With shows like, “The Real Housewives”, “Gossip Girl”, & “The Hills”…it’s no wonder women find it completely acceptable to treat each other like the enemy. These shows glorify the idea of the “queen bee” & makes people want to believe that being catty is cool. I watch these shows in pure amazement, analyzing the trends and similarities-- there are always two women that clash, one that medals between, one that “doesn’t want the drama” and the rest who flock to whomever is the most liked that day (heaven forbid somebody is left out of the group). Of course, these shows are created for just that, the drama, and with no blame but to ourselves these ratings are high and allow for season after season of the banter and callousness.
I get it, women will be women. We will always overanalyze, we will always take it personal, and we will always want to be liked.
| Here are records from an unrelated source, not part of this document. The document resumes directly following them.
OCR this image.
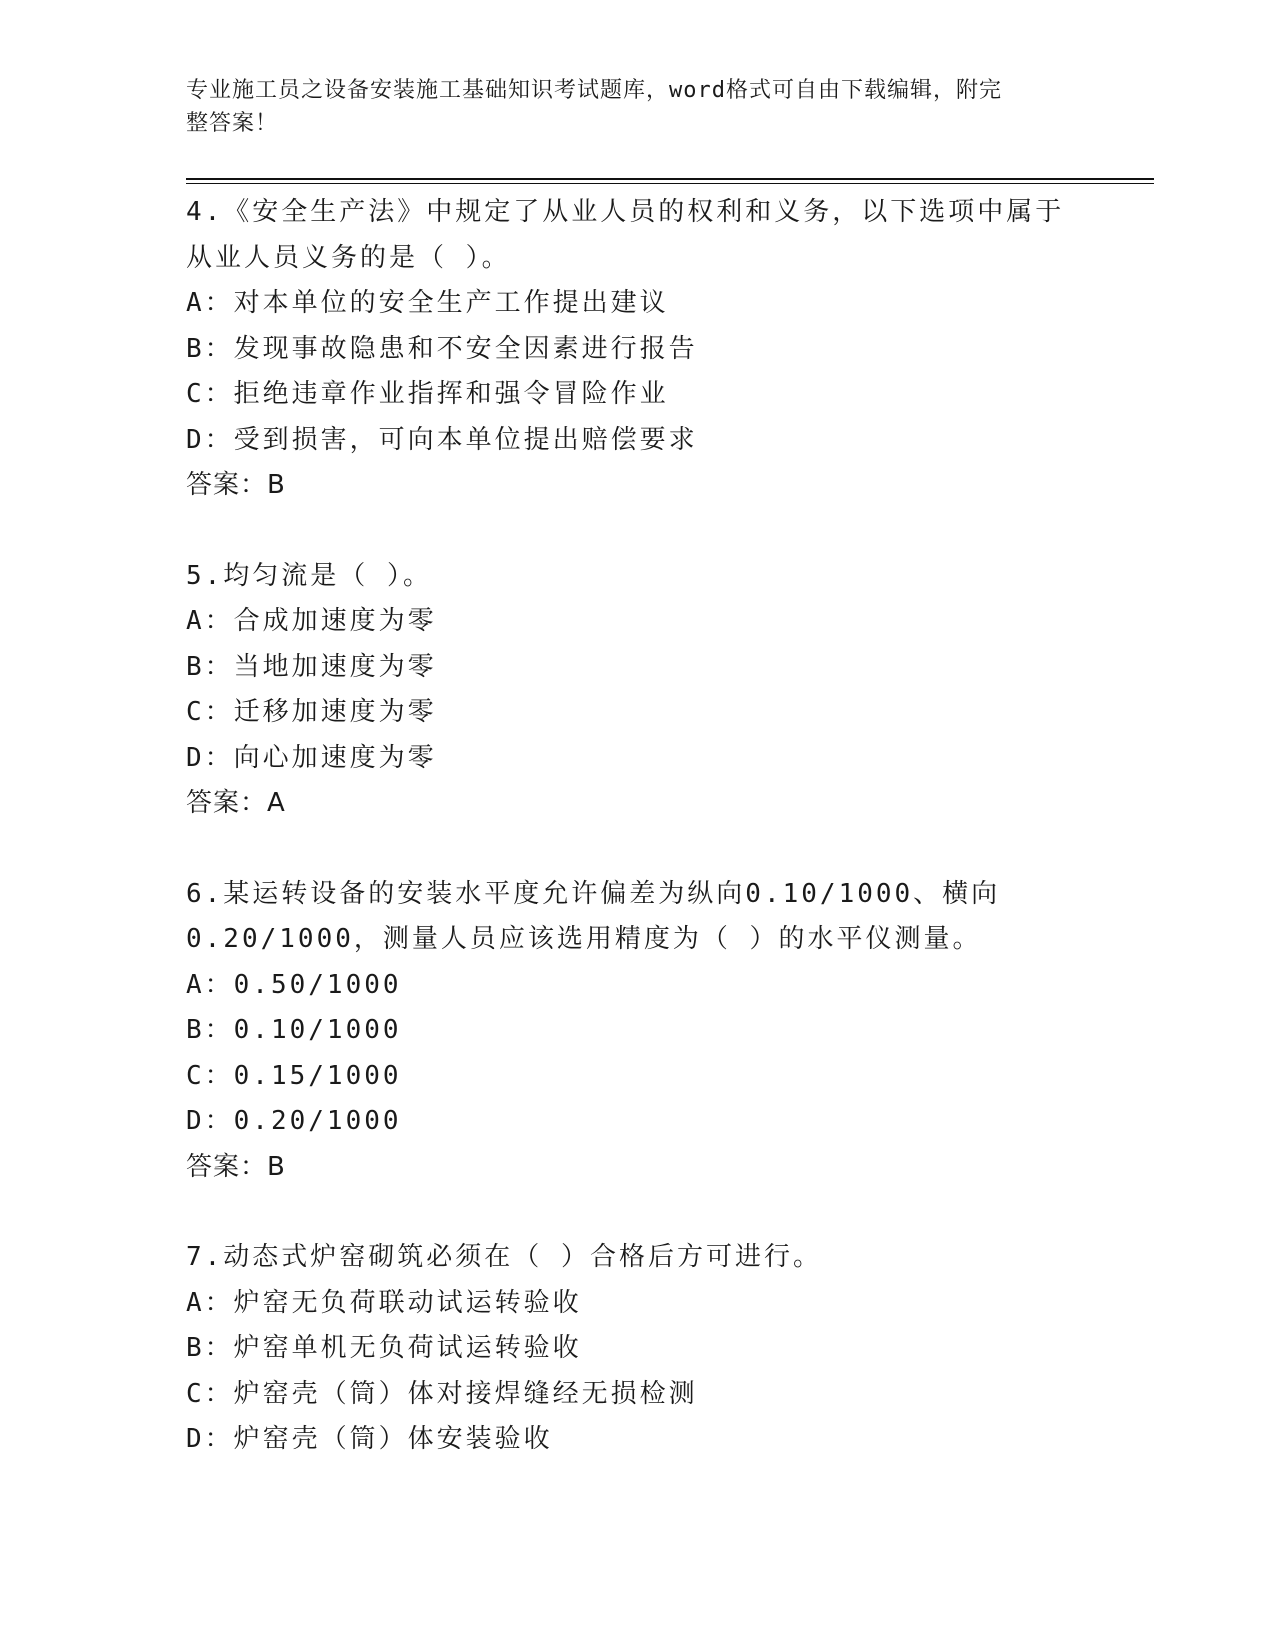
专业施工员之设备安装施工基础知识考试题库，word格式可自由下载编辑，附完
整答案！
4.《安全生产法》中规定了从业人员的权利和义务，以下选项中属于
从业人员义务的是（ ）。
A：对本单位的安全生产工作提出建议
B：发现事故隐患和不安全因素进行报告
C：拒绝违章作业指挥和强令冒险作业
D：受到损害，可向本单位提出赔偿要求
答案：B
5.均匀流是（ ）。
A：合成加速度为零
B：当地加速度为零
C：迁移加速度为零
D：向心加速度为零
答案：A
6.某运转设备的安装水平度允许偏差为纵向0.10/1000、横向
0.20/1000，测量人员应该选用精度为（ ）的水平仪测量。
A：0.50/1000
B：0.10/1000
C：0.15/1000
D：0.20/1000
答案：B
7.动态式炉窑砌筑必须在（ ）合格后方可进行。
A：炉窑无负荷联动试运转验收
B：炉窑单机无负荷试运转验收
C：炉窑壳（筒）体对接焊缝经无损检测
D：炉窑壳（筒）体安装验收
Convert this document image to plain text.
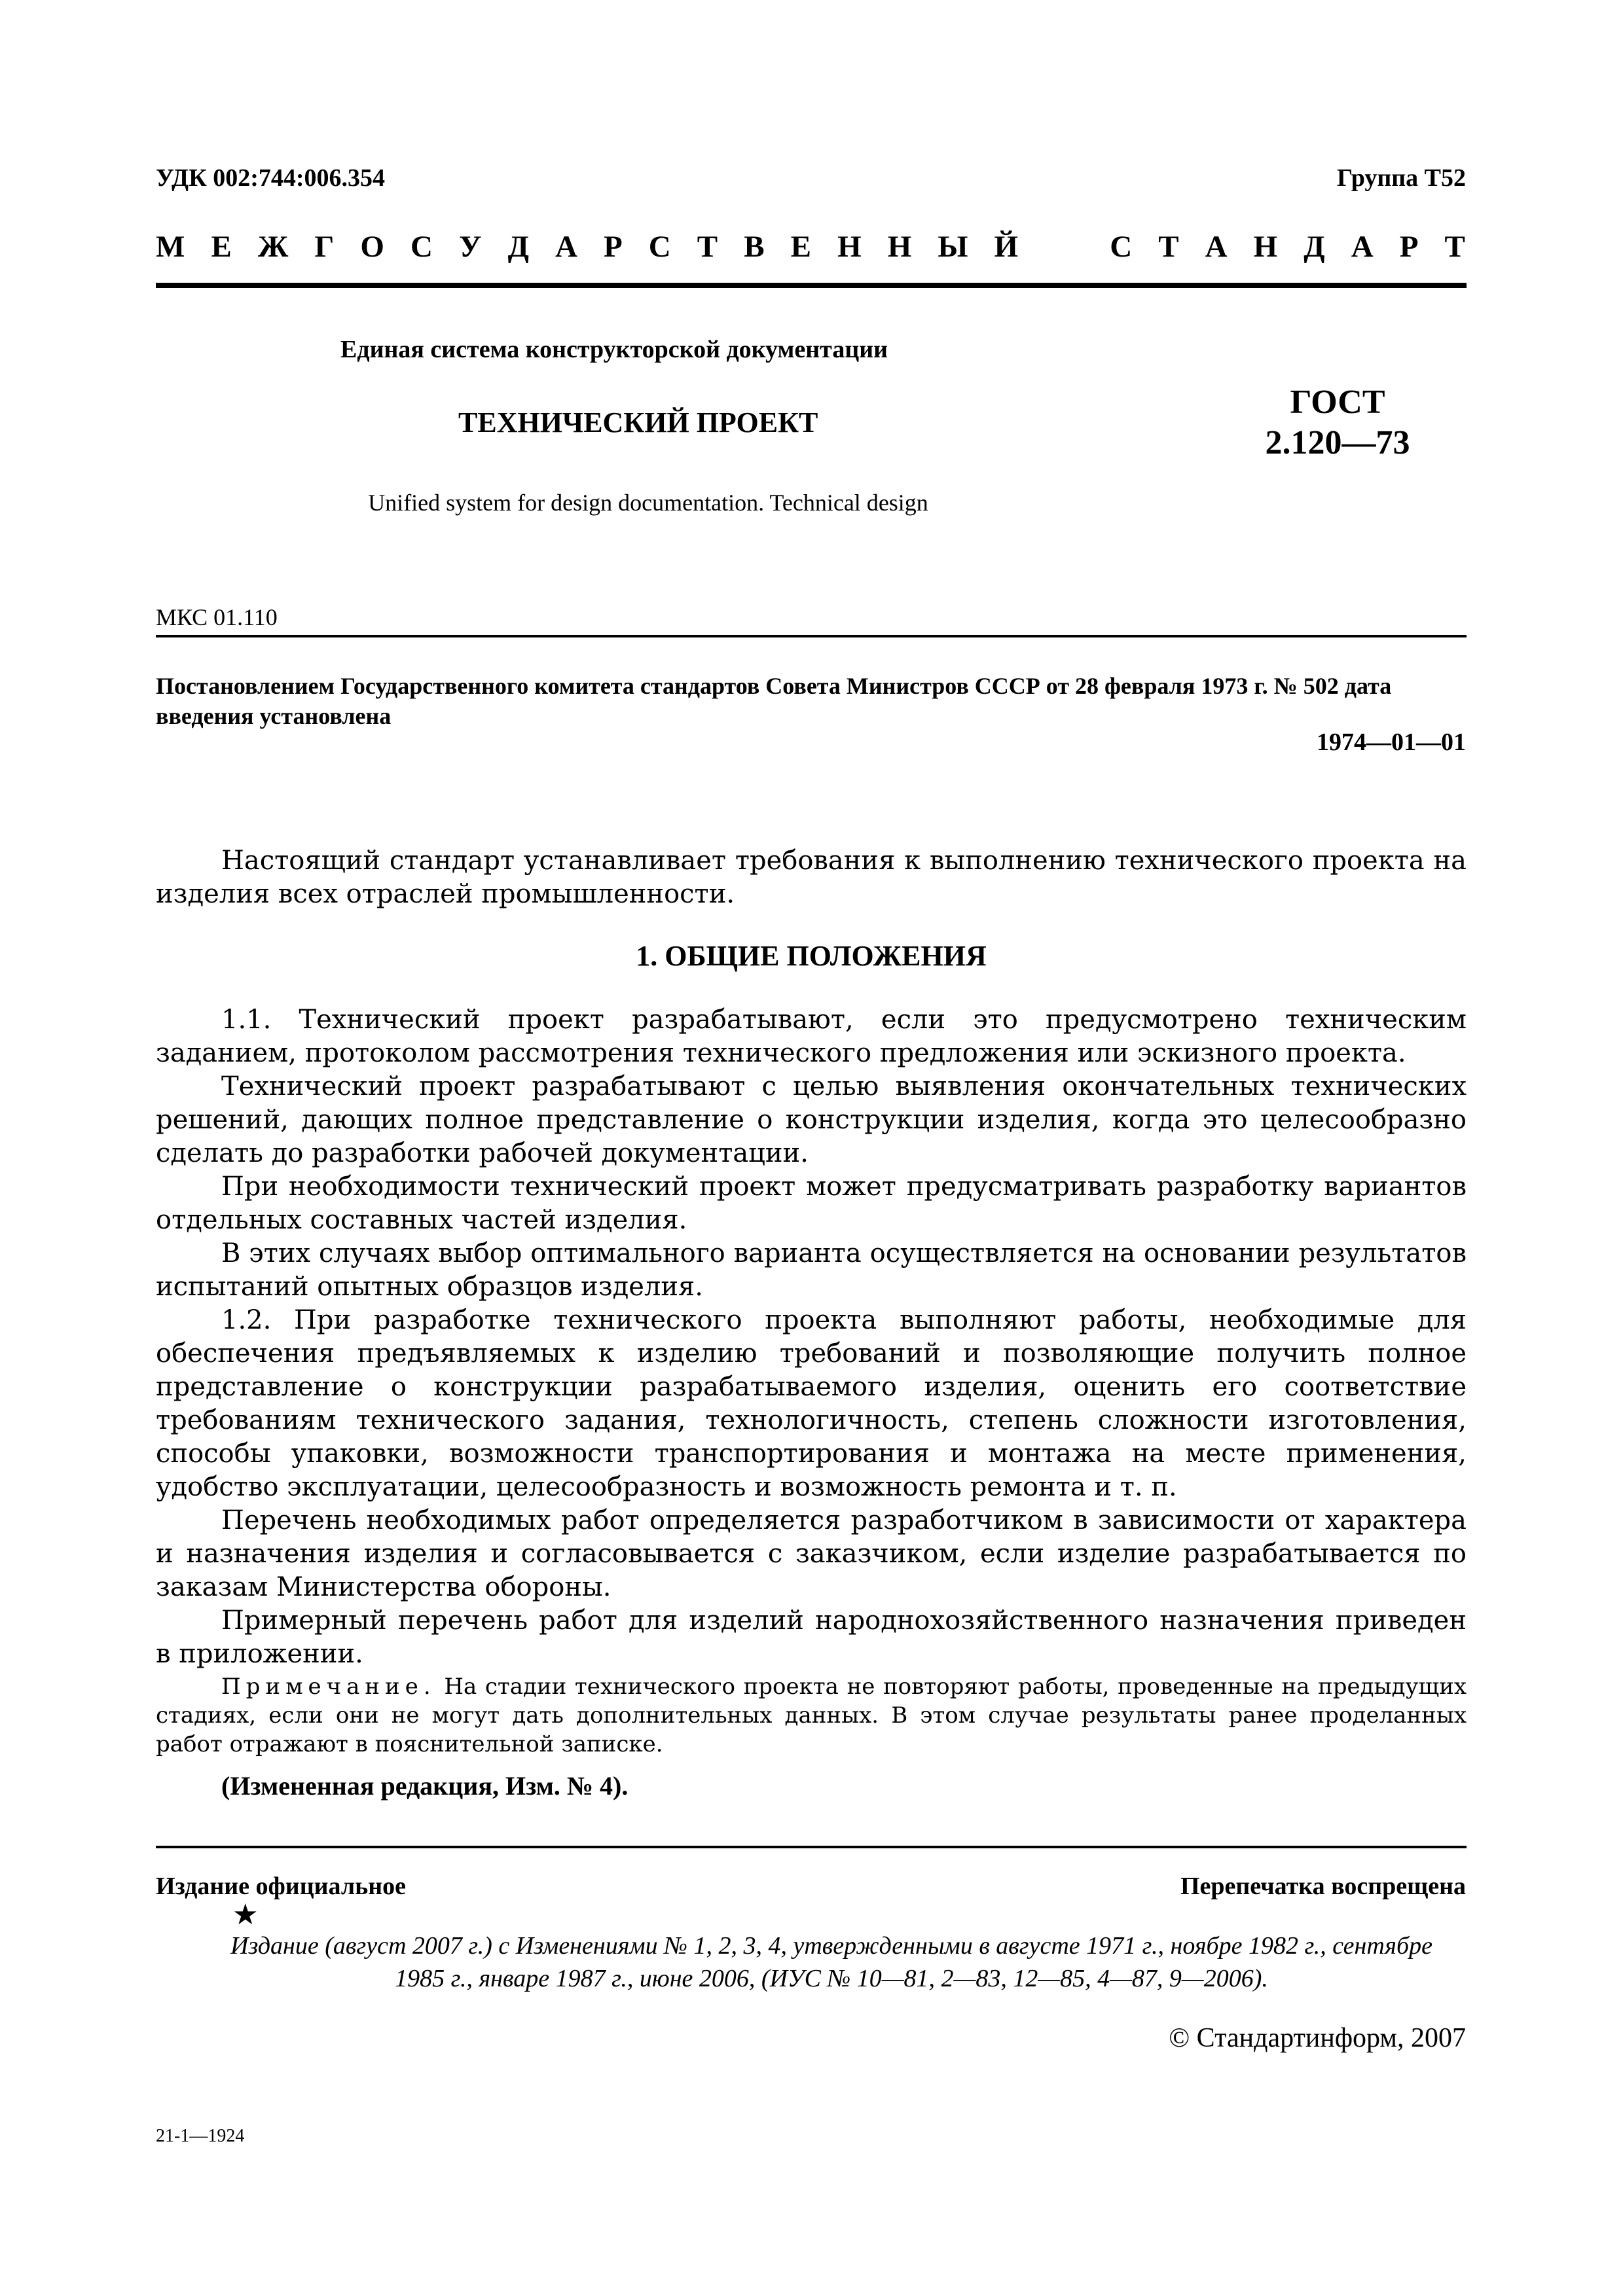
УДК 002:744:006.354	Группа Т52
М Е Ж Г О С У Д А Р С Т В Е Н Н Ы Й	С Т А Н Д А Р Т
Единая система конструкторской документации
ТЕХНИЧЕСКИЙ ПРОЕКТ
ГОСТ
2.120—73
Unified system for design documentation. Technical design
МКС 01.110
Постановлением Государственного комитета стандартов Совета Министров СССР от 28 февраля 1973 г. № 502 дата введения установлена
1974—01—01

Настоящий стандарт устанавливает требования к выполнению технического проекта на изделия всех отраслей промышленности.

1. ОБЩИЕ ПОЛОЖЕНИЯ

1.1. Технический проект разрабатывают, если это предусмотрено техническим заданием, протоколом рассмотрения технического предложения или эскизного проекта.

Технический проект разрабатывают с целью выявления окончательных технических решений, дающих полное представление о конструкции изделия, когда это целесообразно сделать до разработки рабочей документации.

При необходимости технический проект может предусматривать разработку вариантов отдельных составных частей изделия.

В этих случаях выбор оптимального варианта осуществляется на основании результатов испытаний опытных образцов изделия.

1.2. При разработке технического проекта выполняют работы, необходимые для обеспечения предъявляемых к изделию требований и позволяющие получить полное представление о конструкции разрабатываемого изделия, оценить его соответствие требованиям технического задания, технологичность, степень сложности изготовления, способы упаковки, возможности транспортирования и монтажа на месте применения, удобство эксплуатации, целесообразность и возможность ремонта и т. п.

Перечень необходимых работ определяется разработчиком в зависимости от характера и назначения изделия и согласовывается с заказчиком, если изделие разрабатывается по заказам Министерства обороны.

Примерный перечень работ для изделий народнохозяйственного назначения приведен в приложении.

Примечание. На стадии технического проекта не повторяют работы, проведенные на предыдущих стадиях, если они не могут дать дополнительных данных. В этом случае результаты ранее проделанных работ отражают в пояснительной записке.

(Измененная редакция, Изм. № 4).
Издание официальное	Перепечатка воспрещена
★
Издание (август 2007 г.) с Изменениями № 1, 2, 3, 4, утвержденными в августе 1971 г., ноябре 1982 г., сентябре 1985 г., январе 1987 г., июне 2006, (ИУС № 10—81, 2—83, 12—85, 4—87, 9—2006).
© Стандартинформ, 2007
21-1—1924
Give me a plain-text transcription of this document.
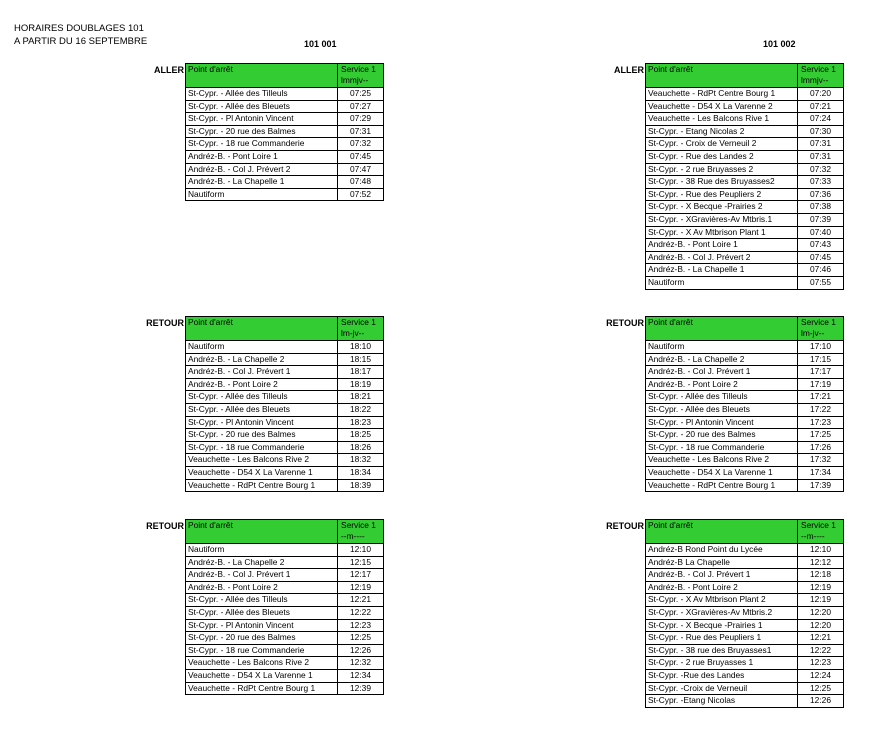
HORAIRES DOUBLAGES 101
A PARTIR DU 16 SEPTEMBRE	101 001	101 002
ALLER Point d'arrêt	Service 1
lmmjv--

St-Cypr. - Allée des Tilleuls	07:25
St-Cypr. - Allée des Bleuets	07:27
St-Cypr. - Pl Antonin Vincent	07:29
St-Cypr. - 20 rue des Balmes	07:31
St-Cypr. - 18 rue Commanderie	07:32
Andréz-B. - Pont Loire 1	07:45
Andréz-B. - Col J. Prévert 2	07:47
Andréz-B. - La Chapelle 1	07:48
Nautiform	07:52
ALLER Point d'arrêt	Service 1
lmmjv--

Veauchette - RdPt Centre Bourg 1	07:20
Veauchette - D54 X La Varenne 2	07:21
Veauchette - Les Balcons Rive 1	07:24
St-Cypr. - Etang Nicolas 2	07:30
St-Cypr. - Croix de Verneuil 2	07:31
St-Cypr. - Rue des Landes 2	07:31
St-Cypr. - 2 rue Bruyasses 2	07:32
St-Cypr. - 38 Rue des Bruyasses2	07:33
St-Cypr. - Rue des Peupliers 2	07:36
St-Cypr. - X Becque -Prairies 2	07:38
St-Cypr. - XGravières-Av Mtbris.1	07:39
St-Cypr. - X Av Mtbrison Plant 1	07:40
Andréz-B. - Pont Loire 1	07:43
Andréz-B. - Col J. Prévert 2	07:45
Andréz-B. - La Chapelle 1	07:46
Nautiform	07:55
RETOUR Point d'arrêt	Service 1
lm-jv--

Nautiform	18:10
Andréz-B. - La Chapelle 2	18:15
Andréz-B. - Col J. Prévert 1	18:17
Andréz-B. - Pont Loire 2	18:19
St-Cypr. - Allée des Tilleuls	18:21
St-Cypr. - Allée des Bleuets	18:22
St-Cypr. - Pl Antonin Vincent	18:23
St-Cypr. - 20 rue des Balmes	18:25
St-Cypr. - 18 rue Commanderie	18:26
Veauchette - Les Balcons Rive 2	18:32
Veauchette - D54 X La Varenne 1	18:34
Veauchette - RdPt Centre Bourg 1	18:39
RETOUR Point d'arrêt	Service 1
lm-jv--

Nautiform	17:10
Andréz-B. - La Chapelle 2	17:15
Andréz-B. - Col J. Prévert 1	17:17
Andréz-B. - Pont Loire 2	17:19
St-Cypr. - Allée des Tilleuls	17:21
St-Cypr. - Allée des Bleuets	17:22
St-Cypr. - Pl Antonin Vincent	17:23
St-Cypr. - 20 rue des Balmes	17:25
St-Cypr. - 18 rue Commanderie	17:26
Veauchette - Les Balcons Rive 2	17:32
Veauchette - D54 X La Varenne 1	17:34
Veauchette - RdPt Centre Bourg 1	17:39
RETOUR Point d'arrêt	Service 1
--m----

Nautiform	12:10
Andréz-B. - La Chapelle 2	12:15
Andréz-B. - Col J. Prévert 1	12:17
Andréz-B. - Pont Loire 2	12:19
St-Cypr. - Allée des Tilleuls	12:21
St-Cypr. - Allée des Bleuets	12:22
St-Cypr. - Pl Antonin Vincent	12:23
St-Cypr. - 20 rue des Balmes	12:25
St-Cypr. - 18 rue Commanderie	12:26
Veauchette - Les Balcons Rive 2	12:32
Veauchette - D54 X La Varenne 1	12:34
Veauchette - RdPt Centre Bourg 1	12:39
RETOUR Point d'arrêt	Service 1
--m----

Andréz-B Rond Point du Lycée	12:10
Andréz-B La Chapelle	12:12
Andréz-B. - Col J. Prévert 1	12:18
Andréz-B. - Pont Loire 2	12:19
St-Cypr. - X Av Mtbrison Plant 2	12:19
St-Cypr. - XGravières-Av Mtbris.2	12:20
St-Cypr. - X Becque -Prairies 1	12:20
St-Cypr. - Rue des Peupliers 1	12:21
St-Cypr. - 38 rue des Bruyasses1	12:22
St-Cypr. - 2 rue Bruyasses 1	12:23
St-Cypr. -Rue des Landes	12:24
St-Cypr. -Croix de Verneuil	12:25
St-Cypr. -Etang Nicolas	12:26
But we don’t always have to be catty, talk negatively about our “friends”, purposively exclude somebody, “hate” a girl for no reason (ahum, jealousy). This behavior really won’t make us feel better; it will only increase the insecurity in which this all stems from.
[The bully in school is always the loneliest inside.]
My hope is that women can try to change they way they view other women, stop comparing and start caring. We don’t have to all be best friends, but we don’t have to all be bitches either.
Reach out to the girl who isn’t just like you; stop placing immediate judgment on the gorgeous girl with great style, smile at the coworker who always makes snide remarks.
Kindess really is contagious and women are strong and beautiful beings—if we could start thinking kind, I think this girl world could be a much happier, healthier place.